Jutro z rana, na cholernym mrozie, będę dochodził co jest nie halo z hamulcami i wymieniał uszczelkę pod głowicą. Nie wiem co ze sprzęgłem - czy takie objawy wskazują na zużycie tarczy? docisku? Spróbuję zmniejszyć naciąg linki, ale nie spodziewam się że to rozwiąże problem. Auto od 2 lat jeździ z padniętą uszczelką pod głowicą, właściciel poprostu dolewał litr oleju na 500km (sic! 

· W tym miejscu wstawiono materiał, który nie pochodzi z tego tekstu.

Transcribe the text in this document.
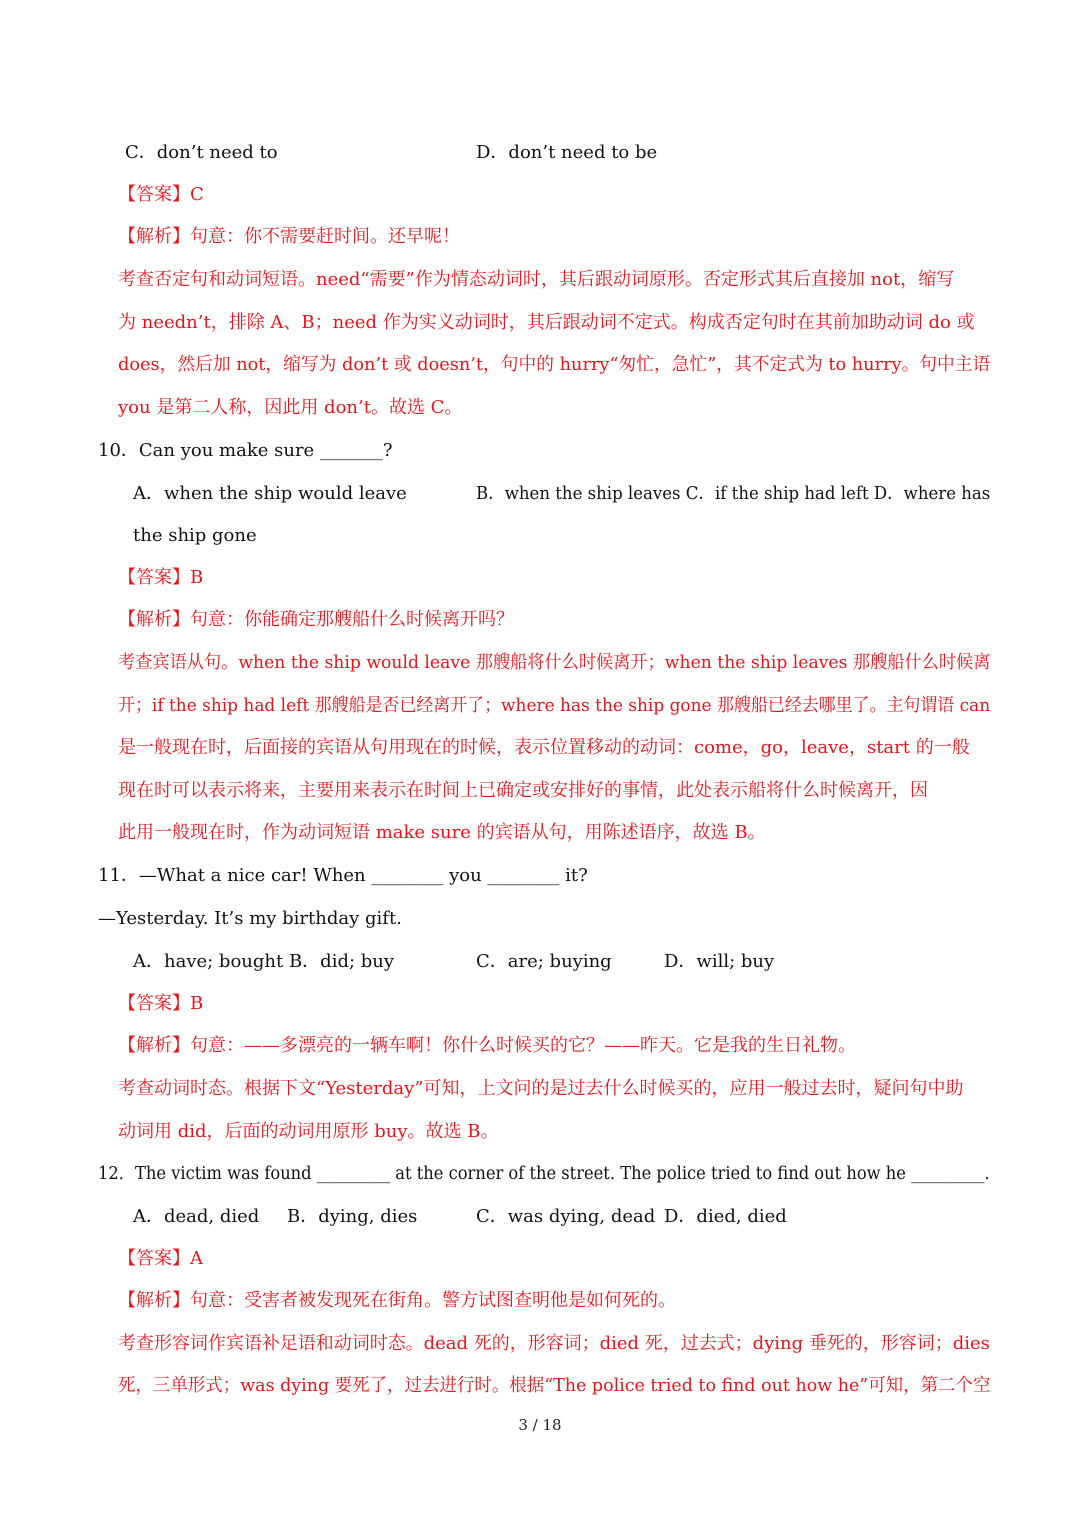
C．don’t need to	D．don’t need to be
【答案】C
【解析】句意：你不需要赶时间。还早呢！
考查否定句和动词短语。need“需要”作为情态动词时，其后跟动词原形。否定形式其后直接加 not，缩写
为 needn’t，排除 A、B；need 作为实义动词时，其后跟动词不定式。构成否定句时在其前加助动词 do 或
does，然后加 not，缩写为 don’t 或 doesn’t，句中的 hurry“匆忙，急忙”，其不定式为 to hurry。句中主语
you 是第二人称，因此用 don’t。故选 C。
10．Can you make sure _______?
A．when the ship would leave	B．when the ship leaves C．if the ship had left D．where has
the ship gone
【答案】B
【解析】句意：你能确定那艘船什么时候离开吗？
考查宾语从句。when the ship would leave 那艘船将什么时候离开；when the ship leaves 那艘船什么时候离
开；if the ship had left 那艘船是否已经离开了；where has the ship gone 那艘船已经去哪里了。主句谓语 can
是一般现在时，后面接的宾语从句用现在的时候，表示位置移动的动词：come，go，leave，start 的一般
现在时可以表示将来，主要用来表示在时间上已确定或安排好的事情，此处表示船将什么时候离开，因
此用一般现在时，作为动词短语 make sure 的宾语从句，用陈述语序，故选 B。
11．—What a nice car! When ________ you ________ it?
—Yesterday. It’s my birthday gift.
A．have; bought B．did; buy	C．are; buying	D．will; buy
【答案】B
【解析】句意：——多漂亮的一辆车啊！你什么时候买的它？——昨天。它是我的生日礼物。
考查动词时态。根据下文“Yesterday”可知，上文问的是过去什么时候买的，应用一般过去时，疑问句中助
动词用 did，后面的动词用原形 buy。故选 B。
12．The victim was found _________ at the corner of the street. The police tried to find out how he _________.
A．dead, died B．dying, dies	C．was dying, dead D．died, died
【答案】A
【解析】句意：受害者被发现死在街角。警方试图查明他是如何死的。
考查形容词作宾语补足语和动词时态。dead 死的，形容词；died 死，过去式；dying 垂死的，形容词；dies
死，三单形式；was dying 要死了，过去进行时。根据“The police tried to find out how he”可知，第二个空
3 / 18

), cały silnik jest up...y w oleju, więc jeszcze jest opcja pt zaolejone sprzęgło.
Mam jeszcze dobre sprzęgło z rozbitka, ale oblewa mnie biały pot na myśl o rozbieraniu tego....
Da się wymienić sprzęgło bez wytargiwania silnika? Gdyby mechanik mi to zrobił za 100zł to bez wahania bym mu to oddał, ale za wymianę sprzęgła się śpiewa 300zł...
 
			 
			
					
				Re: Sprzęgło - dziwne zachowanie
				: 25 lut pt, 2011 11:50 pm
				autor: martinop
				Jak się postarasz to wymienisz sprzęgło bez wyciąganie silnika, ja dodatkowo robiłem to bez kanału i dało radę.
			 
			
					
				Re: Sprzęgło - dziwne zachowanie
				: 25 lut pt, 2011 11:52 pm
				autor: morpheusss
				Dawaj jakieś info 

jak to się robi? trzeba podwiesić silnik, rozpiąć od skrzyni i kombinować czy jak ?
samo zdjęcie osprzętu z silnika to jeszcze pół biedy.. największy ból to rozbieranie wahaczy i wyciąganie tych cholernych półosi ( co przy okazji wiąże się ze zmianą oleju w skrzyni )
 
			 
			
					
				Re: Sprzęgło - dziwne zachowanie
				: 26 lut sob, 2011 12:34 am
				autor: mateon
				Swego czasu wyjęcie skrzyni w cabrio zajeło mi ok 30 minut na mrozie -10C. oczywiście bez kanału bo do czego on jest potrzebny przy takiej operacji??
Odkręcasz rozrusznik(3 śruby) następnie luzujesz śruby łączące silnik z skrzynia(4 lub 5)luzujesz śrube od półoski od strony kierowcy,zdjemujesz koło następnie wyjmujesz końcówke wahacza z zwrotnicy,wyciągasz półoś,podstawiasz pod silnik lewarek,odkręcasz śruby łączące silnik z skrzynia potem poduszke i skrzynia już jest wyjęta 
 
Kupił bym tego Winnera jako dupowóz ale pierw trzeba zrobić swap w Indianie  

 
			 
			
					
				Re: Sprzęgło - dziwne zachowanie
				: 26 lut sob, 2011 12:42 am
				autor: gti&green
				Kolejny pug  

  przecież kupiłeś bude i przezbrajałeś... ?????
Żeby zmienić sprzęgło w TU nie trzeba wyciągać silnika, nie potrzebny kanał, wystarczy lewar i kilka cegieł  

 , 
Krok 1. odkręcasz nakrętkę półosi od strony kierowcy, podnosisz auto i zrzucasz koło, odkręcasz mocowanie trzpienia wachacza z piasty i wyjmujesz trzpień opierając mocną i minimum metrową brehę o belkę silnika tak aby naciskając wyciągnęła trzpień (czasem trzeba nawet poskakać - tylko sobie krzywdy nie zrób!!!) odchylasz piastę, wyciągasz półoś. 
Krok 2 Dobrze jest podwiesić silnik, ale da sie i bez tego...  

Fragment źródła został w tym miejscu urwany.